LAMENTÁVEL
Não sei se haverá algum estatuto, de alguma associação, clube, confraria, etc., que não preveja, como dever dos sócios, o de não ofender a instituição a que pertence, não a desonrar publicamente, não praticar actos que lesem os seus interesses, e assim por diante.
Normalmente, quem prefere ser contra a instituição em que se filiou, se for honrado, sai dela. Até há os casos dos sócios do Carcavelinhos que rasgam o respectivo cartão quando a equipa leva mais de quatro a zero...
O senhor António Capucho, ao que se diz fundador do PSD, seu ex-secretário geral, seu ex-ministro – não terá, enquanto tal, feito nada que se visse, mas isso é o menos -, seu ex-autarca – que se demitiu por causa de uma doença que não tinha -, um homem – o mais possível - do aparelho, – um militante que fez uma vida inteira ao serviço do PSD – ou servindo-se dele -, decidiu, numa altura em que – com razão ou sem ela – deixou de estar de acordo com a direcção do partido, desatar a desancar publicamente a organização, numa fúria opositora dificilmente ultrapassável. Dir-se-á que outros membros do pelotão dos invejosos – a dona Manuela e o Pacheco, por exemplo – terão feito, e fazem, o mesmo, gozando de altos púlpitos, de sonoros e servis trombones, e de gozosas loas da oposição em geral e do Oco em particular.
Estarão no seu direito? Talvez. Não estão é no direito de o fazer ao mesmo tempo que continuam a dizer que são fieis à organização, ou no de o fazer de forma reitrada, continuada, pública, tonitruante e, quantas vezes, paga. Aliás, nisto da política, há muitas maneiras de matar moscas. Por exemplo, o Oco – o IRRITADO será o último a elogiá-lo -, que toda a gente sabia não afinar pelo diapasão do Pinto de Sousa, usou os seus melífluos talentos para a ele se opor, mas sem entrar na sanha oposicionosta, primária, odiosa e fácil, que é praticada pelos invejosos.
O dito Capucho foi ainda mais longe: candidatou-se a um cargo público contra o partido. Não colhe dizer que o partido meteu a pata na poça em Sintra: toda a gente sabe disso. Uma coisa é não concordar com a decisão , outra é pôr-se ao serviço do “inimigo”. Ou, pelo menos, pôr-se ao serviço do inimigo sem, prévia e honradamente, se desligar da origem.
Quando o assunto se pôs, o IRRITADO foi-se aos estatutos do PSD. Neles leu que a capuchética atitude tinha a exclusão do partido como consequência automática. Capucho sabia-o melhor que ninguém, mas deixou-se ficar, no óbvio objectivo de causar à organização o maior dano possível.

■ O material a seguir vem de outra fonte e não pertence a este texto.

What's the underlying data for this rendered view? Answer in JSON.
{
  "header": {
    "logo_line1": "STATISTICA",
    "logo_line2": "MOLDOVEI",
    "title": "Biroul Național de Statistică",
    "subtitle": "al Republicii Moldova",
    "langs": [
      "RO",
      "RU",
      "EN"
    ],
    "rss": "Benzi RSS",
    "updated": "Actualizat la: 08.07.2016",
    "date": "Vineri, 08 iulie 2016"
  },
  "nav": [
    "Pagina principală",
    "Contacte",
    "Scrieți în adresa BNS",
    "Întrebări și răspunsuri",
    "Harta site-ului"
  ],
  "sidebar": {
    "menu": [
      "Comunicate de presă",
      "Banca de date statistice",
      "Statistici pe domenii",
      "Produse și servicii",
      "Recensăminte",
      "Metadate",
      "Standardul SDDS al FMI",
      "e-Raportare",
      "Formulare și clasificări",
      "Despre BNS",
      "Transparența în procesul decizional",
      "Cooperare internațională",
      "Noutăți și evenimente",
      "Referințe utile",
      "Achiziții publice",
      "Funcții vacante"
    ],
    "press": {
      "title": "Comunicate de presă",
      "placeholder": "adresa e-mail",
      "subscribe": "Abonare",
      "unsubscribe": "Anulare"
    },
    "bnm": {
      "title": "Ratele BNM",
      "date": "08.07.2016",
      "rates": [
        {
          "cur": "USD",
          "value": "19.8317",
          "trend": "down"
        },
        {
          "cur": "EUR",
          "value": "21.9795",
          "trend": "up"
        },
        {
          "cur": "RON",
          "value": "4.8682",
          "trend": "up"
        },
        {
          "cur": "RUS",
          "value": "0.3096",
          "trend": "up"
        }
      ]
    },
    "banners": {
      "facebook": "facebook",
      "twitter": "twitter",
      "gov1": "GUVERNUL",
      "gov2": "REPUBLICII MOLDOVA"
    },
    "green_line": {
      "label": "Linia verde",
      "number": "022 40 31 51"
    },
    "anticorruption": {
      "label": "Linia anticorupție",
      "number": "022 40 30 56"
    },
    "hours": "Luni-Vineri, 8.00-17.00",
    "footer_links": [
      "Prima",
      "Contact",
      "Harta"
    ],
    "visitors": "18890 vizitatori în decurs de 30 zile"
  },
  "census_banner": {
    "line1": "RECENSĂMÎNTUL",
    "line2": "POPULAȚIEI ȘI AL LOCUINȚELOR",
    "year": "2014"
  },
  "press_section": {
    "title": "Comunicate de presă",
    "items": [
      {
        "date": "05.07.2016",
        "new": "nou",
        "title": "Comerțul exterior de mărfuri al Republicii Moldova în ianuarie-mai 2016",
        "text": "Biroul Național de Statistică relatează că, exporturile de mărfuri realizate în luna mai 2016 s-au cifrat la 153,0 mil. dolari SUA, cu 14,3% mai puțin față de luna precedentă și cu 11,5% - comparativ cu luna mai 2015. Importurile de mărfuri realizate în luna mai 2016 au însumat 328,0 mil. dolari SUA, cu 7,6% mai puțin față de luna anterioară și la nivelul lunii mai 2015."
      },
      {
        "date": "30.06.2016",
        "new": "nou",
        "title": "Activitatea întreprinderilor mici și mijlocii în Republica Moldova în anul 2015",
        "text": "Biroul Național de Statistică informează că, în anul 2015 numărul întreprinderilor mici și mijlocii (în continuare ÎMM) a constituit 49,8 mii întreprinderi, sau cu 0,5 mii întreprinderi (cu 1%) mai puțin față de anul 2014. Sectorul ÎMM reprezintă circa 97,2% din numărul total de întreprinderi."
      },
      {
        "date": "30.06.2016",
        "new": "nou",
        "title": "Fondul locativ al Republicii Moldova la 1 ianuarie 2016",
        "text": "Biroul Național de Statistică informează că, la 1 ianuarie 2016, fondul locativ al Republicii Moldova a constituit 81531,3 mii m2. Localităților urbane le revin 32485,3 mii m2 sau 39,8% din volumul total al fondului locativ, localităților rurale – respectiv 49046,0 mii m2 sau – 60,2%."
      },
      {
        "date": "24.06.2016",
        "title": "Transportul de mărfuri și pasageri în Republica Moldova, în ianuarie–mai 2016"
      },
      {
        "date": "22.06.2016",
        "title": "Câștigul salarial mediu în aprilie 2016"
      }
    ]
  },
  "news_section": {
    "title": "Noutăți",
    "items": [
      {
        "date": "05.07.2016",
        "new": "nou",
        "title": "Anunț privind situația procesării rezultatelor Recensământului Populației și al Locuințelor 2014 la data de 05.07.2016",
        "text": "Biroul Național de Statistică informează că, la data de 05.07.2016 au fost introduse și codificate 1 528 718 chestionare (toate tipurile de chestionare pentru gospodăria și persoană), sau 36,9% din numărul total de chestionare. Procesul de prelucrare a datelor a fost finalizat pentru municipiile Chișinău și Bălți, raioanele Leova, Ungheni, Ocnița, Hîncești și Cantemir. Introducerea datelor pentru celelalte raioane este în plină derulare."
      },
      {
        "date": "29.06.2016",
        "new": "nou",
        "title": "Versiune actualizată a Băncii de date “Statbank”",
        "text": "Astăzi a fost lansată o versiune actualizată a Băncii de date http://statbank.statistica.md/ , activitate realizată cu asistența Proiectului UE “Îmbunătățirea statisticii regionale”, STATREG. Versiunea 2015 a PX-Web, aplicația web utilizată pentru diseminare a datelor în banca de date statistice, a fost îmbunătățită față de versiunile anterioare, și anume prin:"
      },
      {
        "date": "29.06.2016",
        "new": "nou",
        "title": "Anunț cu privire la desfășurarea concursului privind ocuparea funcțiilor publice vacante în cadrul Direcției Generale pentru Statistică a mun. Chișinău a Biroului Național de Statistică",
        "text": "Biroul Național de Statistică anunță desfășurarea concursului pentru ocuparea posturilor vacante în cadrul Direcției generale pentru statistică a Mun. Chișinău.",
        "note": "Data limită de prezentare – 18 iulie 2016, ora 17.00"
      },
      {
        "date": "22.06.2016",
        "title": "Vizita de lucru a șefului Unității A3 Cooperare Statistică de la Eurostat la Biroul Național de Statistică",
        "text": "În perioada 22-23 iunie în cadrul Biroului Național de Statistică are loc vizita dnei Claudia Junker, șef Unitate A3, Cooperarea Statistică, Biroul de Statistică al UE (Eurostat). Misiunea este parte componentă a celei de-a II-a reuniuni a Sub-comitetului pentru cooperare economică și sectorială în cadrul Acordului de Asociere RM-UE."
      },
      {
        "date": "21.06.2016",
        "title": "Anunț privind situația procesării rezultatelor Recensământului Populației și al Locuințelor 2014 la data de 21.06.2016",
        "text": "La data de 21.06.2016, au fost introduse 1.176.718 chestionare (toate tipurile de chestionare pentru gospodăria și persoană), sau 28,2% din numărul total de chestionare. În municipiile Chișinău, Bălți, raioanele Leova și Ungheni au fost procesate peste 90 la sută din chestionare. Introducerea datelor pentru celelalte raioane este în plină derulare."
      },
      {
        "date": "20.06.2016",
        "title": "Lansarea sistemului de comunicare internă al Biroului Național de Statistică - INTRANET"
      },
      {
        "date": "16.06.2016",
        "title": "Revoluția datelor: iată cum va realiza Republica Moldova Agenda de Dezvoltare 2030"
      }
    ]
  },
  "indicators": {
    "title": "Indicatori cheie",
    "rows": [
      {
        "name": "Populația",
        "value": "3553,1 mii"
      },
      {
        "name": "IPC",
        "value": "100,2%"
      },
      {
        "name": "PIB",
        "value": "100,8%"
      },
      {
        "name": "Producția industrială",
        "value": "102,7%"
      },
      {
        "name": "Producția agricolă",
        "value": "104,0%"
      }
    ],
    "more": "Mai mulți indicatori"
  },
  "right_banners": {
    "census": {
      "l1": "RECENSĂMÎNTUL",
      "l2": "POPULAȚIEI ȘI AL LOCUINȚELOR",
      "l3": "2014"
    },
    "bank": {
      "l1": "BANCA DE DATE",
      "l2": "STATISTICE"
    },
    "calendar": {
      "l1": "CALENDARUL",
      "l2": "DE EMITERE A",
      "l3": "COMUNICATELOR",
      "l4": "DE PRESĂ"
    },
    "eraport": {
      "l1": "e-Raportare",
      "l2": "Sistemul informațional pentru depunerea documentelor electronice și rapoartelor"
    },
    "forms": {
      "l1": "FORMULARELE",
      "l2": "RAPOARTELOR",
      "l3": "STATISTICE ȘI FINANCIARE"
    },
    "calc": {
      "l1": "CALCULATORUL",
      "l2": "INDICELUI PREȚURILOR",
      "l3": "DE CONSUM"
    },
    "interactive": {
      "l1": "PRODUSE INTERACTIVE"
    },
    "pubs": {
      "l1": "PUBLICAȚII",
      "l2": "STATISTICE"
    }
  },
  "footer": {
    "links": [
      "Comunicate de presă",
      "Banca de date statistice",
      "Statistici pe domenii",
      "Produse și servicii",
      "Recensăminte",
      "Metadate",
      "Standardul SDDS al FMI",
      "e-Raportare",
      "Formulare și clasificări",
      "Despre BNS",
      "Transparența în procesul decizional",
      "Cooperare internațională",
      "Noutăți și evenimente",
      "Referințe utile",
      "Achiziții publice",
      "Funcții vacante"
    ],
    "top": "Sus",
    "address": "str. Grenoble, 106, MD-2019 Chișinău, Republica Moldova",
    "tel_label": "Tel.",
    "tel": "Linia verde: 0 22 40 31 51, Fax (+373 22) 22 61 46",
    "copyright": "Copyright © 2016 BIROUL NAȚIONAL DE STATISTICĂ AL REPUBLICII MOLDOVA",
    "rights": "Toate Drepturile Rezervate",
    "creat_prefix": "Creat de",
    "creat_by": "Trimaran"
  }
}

Estranho é que a dita tenha dado o flanco como deu. O PSD, se tivesse um bocadinho mais de savoir faire, teria simplesmente declarado a exclusão automática do homem. Não o fez. As eleições autárquicas já lá vão há uma data de meses, o PSD andou para aí a tergiversar, a deixar que uma alcateia de comentadores se pronunciasse sobre o “escândalo”, a “falta de pluralismo de opinião”, o “atentado à liberdade individual” e outros mimos. Deu o flanco, o que, por não inteligente, é imperdoável.
É certo que o chefe destas coisas lá no partido veio agora dizer, e muito bem, que não se tratava de uma “expulsão” nem havia lugar a um processo disciplinar, uma vez que se tratava da simples verificação de circunstâncias para as quais não há saida que não seja a exclusão. Não se percebe porque levou tanto tempo. Não se percebe porque pôs o partido a jeito para prolongar a polémica que os seus habituais detractores não deixarão de alimentar.
Uma história que poderia estar esquecida há meses – Capucho, a estas horas, estaria politicamente morto e enterrado – acaba, por inépcia, por continuar a morder as canelas daquela gente.
Lamentável, tanto a atitude do Capucho como a reacção - ou a tardia reacção - do PSD.